L’Indien devient donc caricaturé en brute stupide et cruelle, qui doit se soumettre et être déportés dans des réserves dans des conditions tragiques ou être éliminés.
Malgré la résistance juridique ou militaire héroïque de grand noms comme Tecumseh de la tribu des Shawnee, Sitting bull des Sioux, Crazy horse des Cheyennes, les Indiens sont soit tués soit soumis et cèdent leurs territoires les plus riches ou sacrés comme les Black hills.
Alors que les Indiens déclinent et se voient forcés d’abandonner leur culture (langues, rites spirituels, vêtements) pour s’ « américaniser », certains intellectuels comme le peintre George Catlin  prennent leur défense pour tenter d’éveiller les consciences, sans toutefois empêcher le mouvement d’ensemble, encore accéléré lorsque l’Etat décide de développer le chemin de fer en 1870.
Parqués sur des terres arides, infantilisés par des aides sociales leur permettant de subsister, les Indiens ne parviennent pas à s’adapter et sont frappés des fléaux du chômage, de la violence et de l’alcoolisme.
Finalement, la culture indienne va réussir à se maintenir par le biais d’écrivains américains d’origine indienne comme John Oskinson, John Joseph Matthews, Creek d’Arcy Mc Nickle, Luther Standing Bear, Charles Eastman, Black Elk et finalement connaitre un revival avec l’apparition des mouvements « new age » et écologistes.
A force de persévérance et d’actions coups de poings à fort retentissement médiatique, les Indiens saisissent l’occasion de défendre leurs droits et obtiennent une reconnaissance aux Nations-Unis ainsi qu’à l’OMS, ou l’OMPI.

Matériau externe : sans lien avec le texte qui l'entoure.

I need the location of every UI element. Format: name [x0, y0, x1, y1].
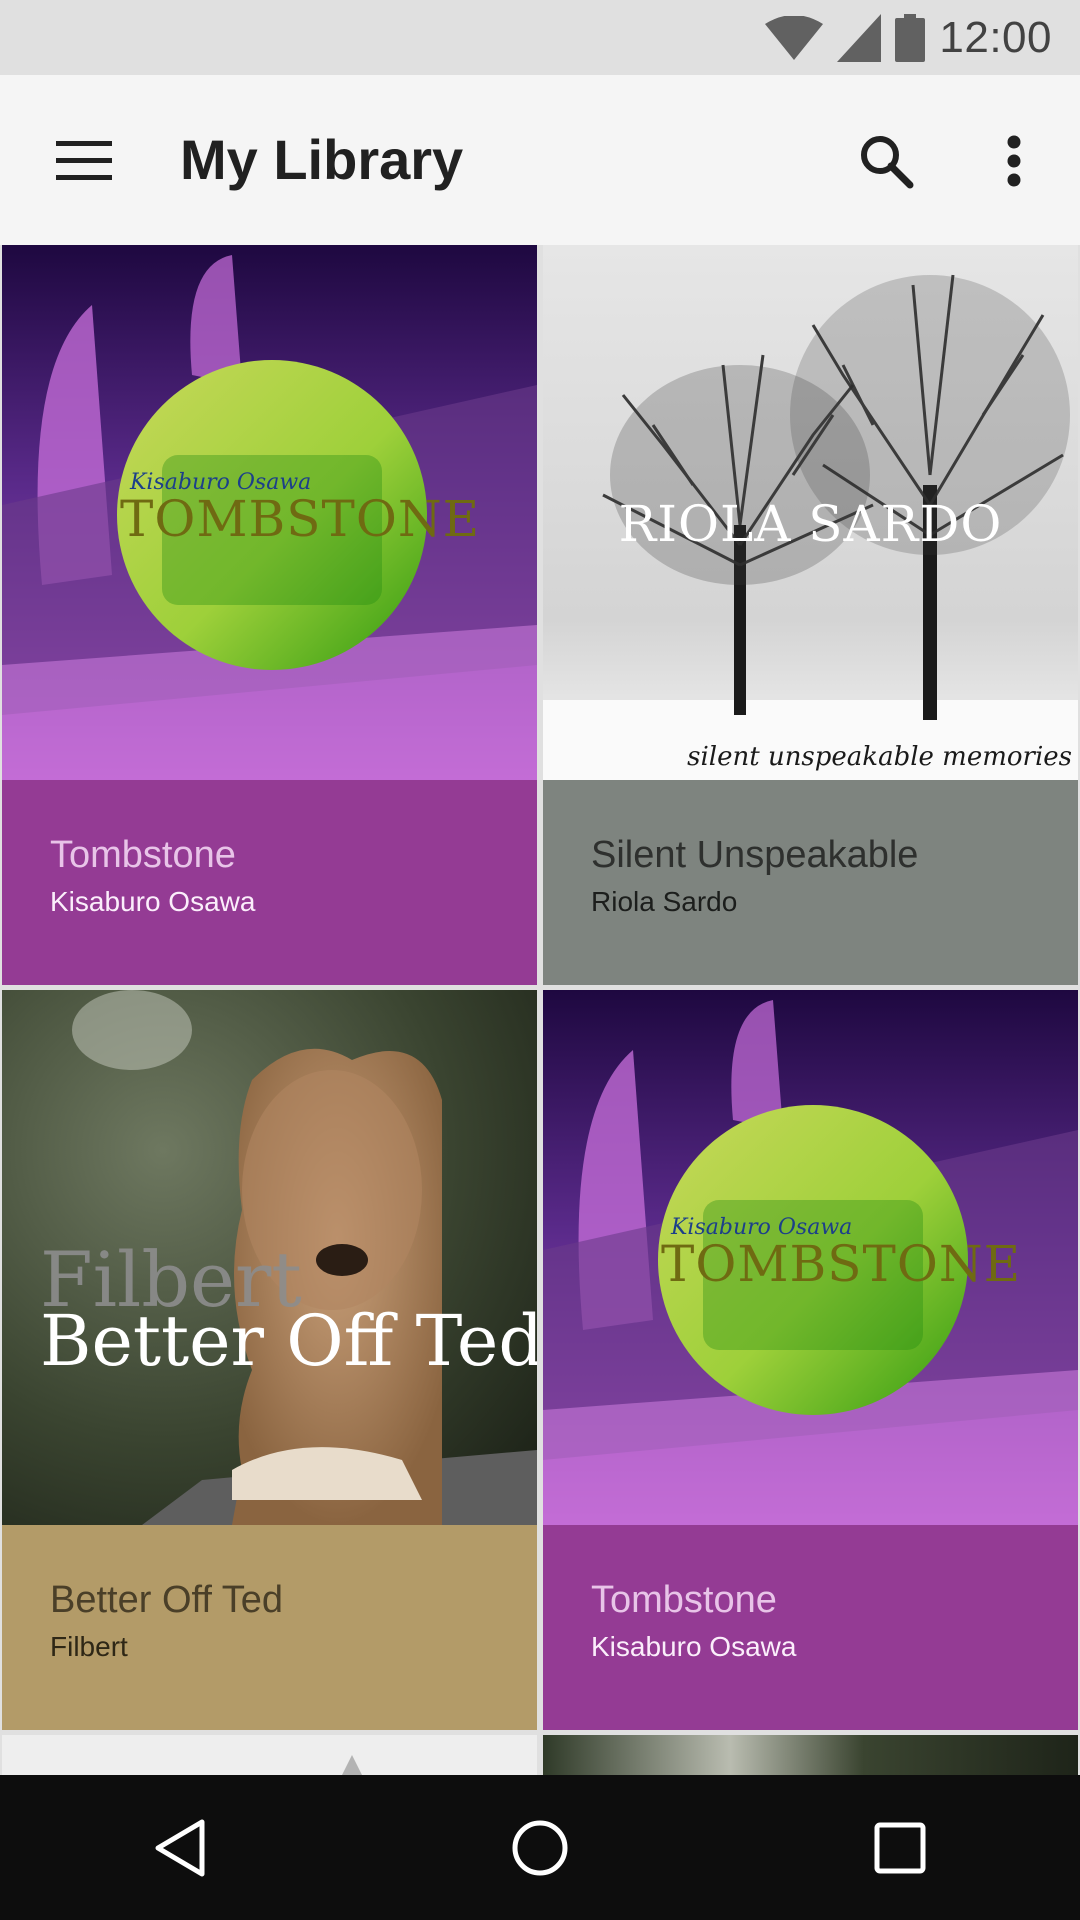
album-info: Silent Unspeakable Riola Sardo — [543, 780, 1078, 985]
album-title: Silent Unspeakable — [591, 834, 919, 876]
album-card[interactable]: RIOLA SARDO silent unspeakable memories … — [543, 245, 1078, 985]
album-info: Tombstone Kisaburo Osawa — [2, 780, 537, 985]
album-art: Filbert Better Off Ted — [2, 990, 537, 1525]
album-title: Tombstone — [591, 1579, 777, 1621]
album-title: Better Off Ted — [50, 1579, 284, 1621]
status-clock: 12:00 — [939, 12, 1052, 62]
home-button[interactable] — [480, 1788, 600, 1908]
back-icon — [155, 1819, 205, 1876]
home-icon — [512, 1820, 568, 1875]
art-title-text: silent unspeakable memories — [687, 742, 1072, 772]
recents-icon — [874, 1822, 926, 1873]
art-artist-text: RIOLA SARDO — [618, 495, 1003, 553]
album-art — [543, 1735, 1078, 1775]
app-bar: My Library — [0, 75, 1080, 245]
album-art — [2, 1735, 537, 1775]
album-artist: Kisaburo Osawa — [591, 1631, 797, 1662]
album-card[interactable]: Kisaburo Osawa TOMBSTONE Tombstone Kisab… — [543, 990, 1078, 1730]
search-button[interactable] — [850, 125, 922, 197]
album-card[interactable]: Kisaburo Osawa TOMBSTONE Tombstone Kisab… — [2, 245, 537, 985]
search-icon — [861, 136, 914, 189]
album-artist: Riola Sardo — [591, 886, 738, 917]
art-title-text: Better Off Ted — [40, 1300, 537, 1382]
album-artist: Filbert — [50, 1631, 128, 1662]
battery-icon — [895, 13, 926, 62]
more-options-button[interactable] — [978, 125, 1050, 197]
recents-button[interactable] — [840, 1788, 960, 1908]
art-title-text: TOMBSTONE — [120, 490, 481, 548]
navigation-bar — [0, 1775, 1080, 1920]
wifi-icon — [765, 15, 824, 60]
album-artist: Kisaburo Osawa — [50, 886, 256, 917]
album-card[interactable] — [543, 1735, 1078, 1775]
menu-button[interactable] — [48, 125, 120, 197]
album-card[interactable] — [2, 1735, 537, 1775]
hamburger-menu-icon — [56, 141, 112, 180]
screen: 12:00 My Library Kisaburo Osawa TOMBSTON… — [0, 0, 1080, 1920]
status-bar: 12:00 — [0, 0, 1080, 75]
cellular-signal-icon — [837, 13, 882, 62]
album-info: Better Off Ted Filbert — [2, 1525, 537, 1730]
more-vert-icon — [1007, 135, 1021, 187]
album-art: Kisaburo Osawa TOMBSTONE — [543, 990, 1078, 1525]
page-title: My Library — [180, 128, 464, 191]
art-title-text: TOMBSTONE — [661, 1235, 1022, 1293]
album-card[interactable]: Filbert Better Off Ted Better Off Ted Fi… — [2, 990, 537, 1730]
album-art: Kisaburo Osawa TOMBSTONE — [2, 245, 537, 780]
album-title: Tombstone — [50, 834, 236, 876]
album-art: RIOLA SARDO silent unspeakable memories — [543, 245, 1078, 780]
back-button[interactable] — [120, 1788, 240, 1908]
album-grid: Kisaburo Osawa TOMBSTONE Tombstone Kisab… — [0, 245, 1080, 1775]
album-info: Tombstone Kisaburo Osawa — [543, 1525, 1078, 1730]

Outre une certaine indépendance, plus prosaïquement, l’autorisation d’implanter des casinos sur les réserves indiennes va également laisser présager enfin des perspectives économiques.
En conclusion, malgré un aspect assez austère et l‘accumulation de textes souvent juridiques, « Voix indiennes, voix américaines, les deux visions de la conquête du Nouveau Monde » est un ouvrage très intéressant permettant d’éclairer la face sombre de la Conquête américaine et plus particulièrement celle de l’Ouest.
On ne peut que ressentir du dégout et de la gêne en voyant ce que les colons blancs ont fait aux autochtones, avec sous le couvert d’un respect apparent nimbé de légalité, une politique de domination ultra violente ne laissant aucune place à l’autre.
Aujourd’hui il paraitra pas exagéré de parler de crime génocidaire tant les colons ont pour imposer leur propre culture (christianisme, mercantilisme, urbanisation) tenté de détruire celle des peuples locaux.
Le désastre s’étale donc, page après page et ne rend que plus poignant les textes d’Indiens éduqués tentant de protester par les voies juridiques du « système » colonial ou ceux plus poétiques d’écrivains rendant hommage au style de vie libre et proche de la nature des Indiens.
Je ne peux donc que recommander à tous la lecture de ce livre essentiel, ne serait ce que pour apprendre à respecter ceux qui sont souvent réduits aux rôles de « méchants » dans les westerns.